In this Business Better Than Usual series, social enterprise attorney Kyle Westaway explains the fundamentals of different legal structures available to social entrepreneurs. Earlier, Kyle discussed the benefit corporation and the L3C.
The Flexible Purpose Corporation (FPC) is a new class of corporation, which allows entrepreneurs to select a special social or environmental purpose, in addition to the financial goals of a company.
The FPC is designed to allow the entrepreneur to achieve a special purpose (or purposes) of its own designation. The special purpose may fall within the realm of a traditional charitable purpose, such as religious, scientific, or educational. But the FPC also allows the entrepreneur to choose a special purpose related to any number of stakeholders, including the local community, the environment, employees, suppliers, creditors, customers and/or society.
For example, a real estate developer may see the positive change a community garden can make in a community, so she commits to pursue the special purpose of building one community garden for each residential building she builds.
Upon formation, the FPC, must clearly identify itself as a flexible purpose corporation, as well as use the business designation “Flexible Purpose Corporation” or “FPC” in the name of the company. Furthermore, the FPC must identify the non-financial, special purpose(s) that the FPC will achieve.
On an annual basis, the FPC must release an annual report detailing the special purpose, the annual objectives that it has set to achieve its special purpose, the metrics used to gauge the success of the special purpose, how it has achieved or fallen short of the stated objectives and how much money was spent in furtherance of the special purpose. This report must be distributed to shareholders of the FPC as well as be made publicly available on the FPC’s website.
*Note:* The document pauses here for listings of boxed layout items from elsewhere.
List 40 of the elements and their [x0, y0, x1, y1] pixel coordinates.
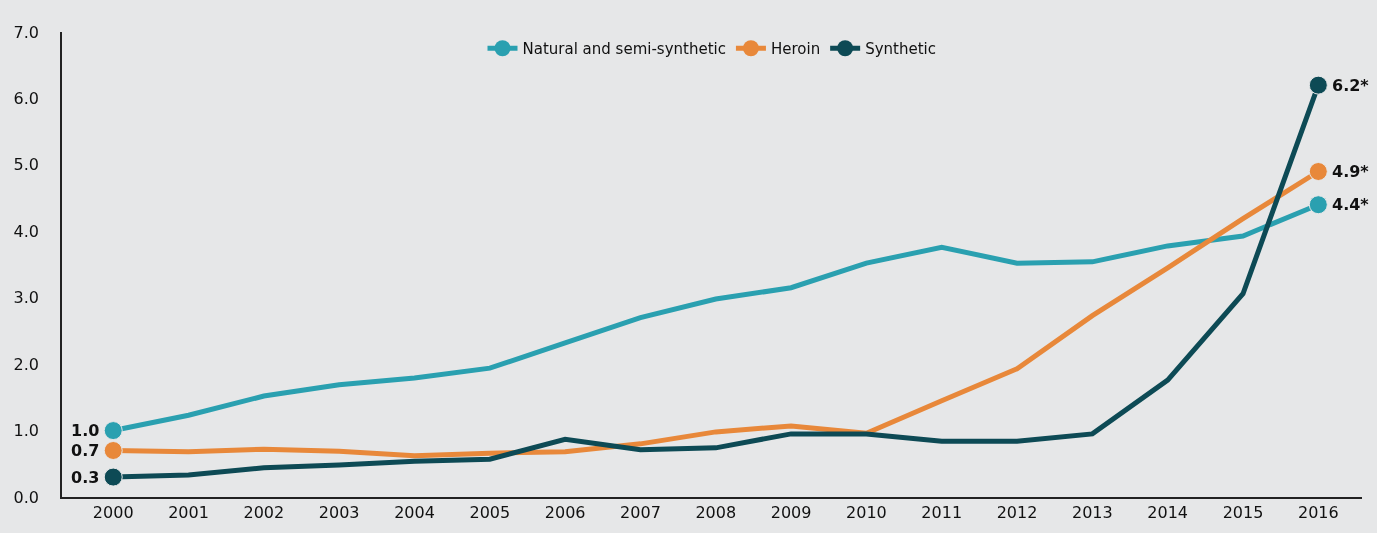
x-tick-label: 2003: [318, 502, 360, 522]
x-tick-label: 2005: [469, 502, 511, 522]
point: [103, 467, 123, 487]
data-label: 4.9*: [1332, 162, 1370, 181]
x-tick-label: 2011: [921, 502, 963, 522]
x-tick-label: 2013: [1072, 502, 1113, 522]
point: [1308, 75, 1328, 95]
y-tick-label: 5.0: [13, 155, 40, 175]
point: [1308, 195, 1328, 215]
y-tick-label: 3.0: [13, 288, 40, 308]
x-tick-label: 2001: [168, 502, 209, 522]
y-tick-label: 1.0: [13, 421, 40, 441]
y-tick-label: 6.0: [13, 89, 40, 109]
x-tick-label: 2012: [996, 502, 1038, 522]
x-tick-label: 2004: [394, 502, 435, 522]
y-tick-label: 4.0: [13, 221, 40, 241]
x-tick-label: 2010: [846, 502, 887, 522]
point: [103, 441, 123, 460]
point: [103, 421, 123, 441]
data-label: 0.7: [71, 441, 100, 460]
y-tick-label: 2.0: [13, 354, 40, 374]
x-tick-label: 2015: [1222, 502, 1264, 522]
point: [1308, 162, 1328, 181]
legend-label: Heroin: [770, 40, 821, 59]
x-tick-label: 2009: [770, 502, 812, 522]
x-tick-label: 2006: [544, 502, 586, 522]
x-tick-label: 2008: [695, 502, 737, 522]
y-tick-label: 7.0: [13, 22, 40, 42]
data-label: 1.0: [71, 421, 100, 440]
data-label: 6.2*: [1332, 76, 1370, 95]
legend-label: Natural and semi-synthetic: [522, 40, 726, 59]
x-tick-label: 2000: [92, 502, 134, 522]
data-label: 4.4*: [1332, 195, 1370, 214]
data-label: 0.3: [71, 468, 100, 487]
y-tick-label: 0.0: [13, 487, 40, 507]
x-tick-label: 2002: [243, 502, 285, 522]
x-tick-label: 2016: [1297, 502, 1339, 522]
x-tick-label: 2007: [620, 502, 661, 522]
x-tick-label: 2014: [1147, 502, 1189, 522]
legend-label: Synthetic: [865, 40, 936, 59]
Armed with the information from the annual report, the shareholders are tasked with enforcing the special purpose and are the only stakeholders with a right of action to initiate a lawsuit if the FPC is not achieving its special purpose.
In contrast to the benefit corporation, there is no mandate to operate in a generally socially or environmentally conscious manner, nor does the FPC require a third-party standard to measure its special purpose against. Instead, in the FPC, the company itself designates and self-reports on its special purpose. In this way the FPC offers a great amount of flexibility as to what non-financial purposes it is pursuing and is not beholden to any outside standard of social or environmental responsibility. However, through the designation of a specific special purpose and an open annual report, the FPC uses transparency to encourage good corporate behavior.
The FPC is an ideal legal structure for entrepreneurs that are seeking to pursue profits and their own, specific purpose.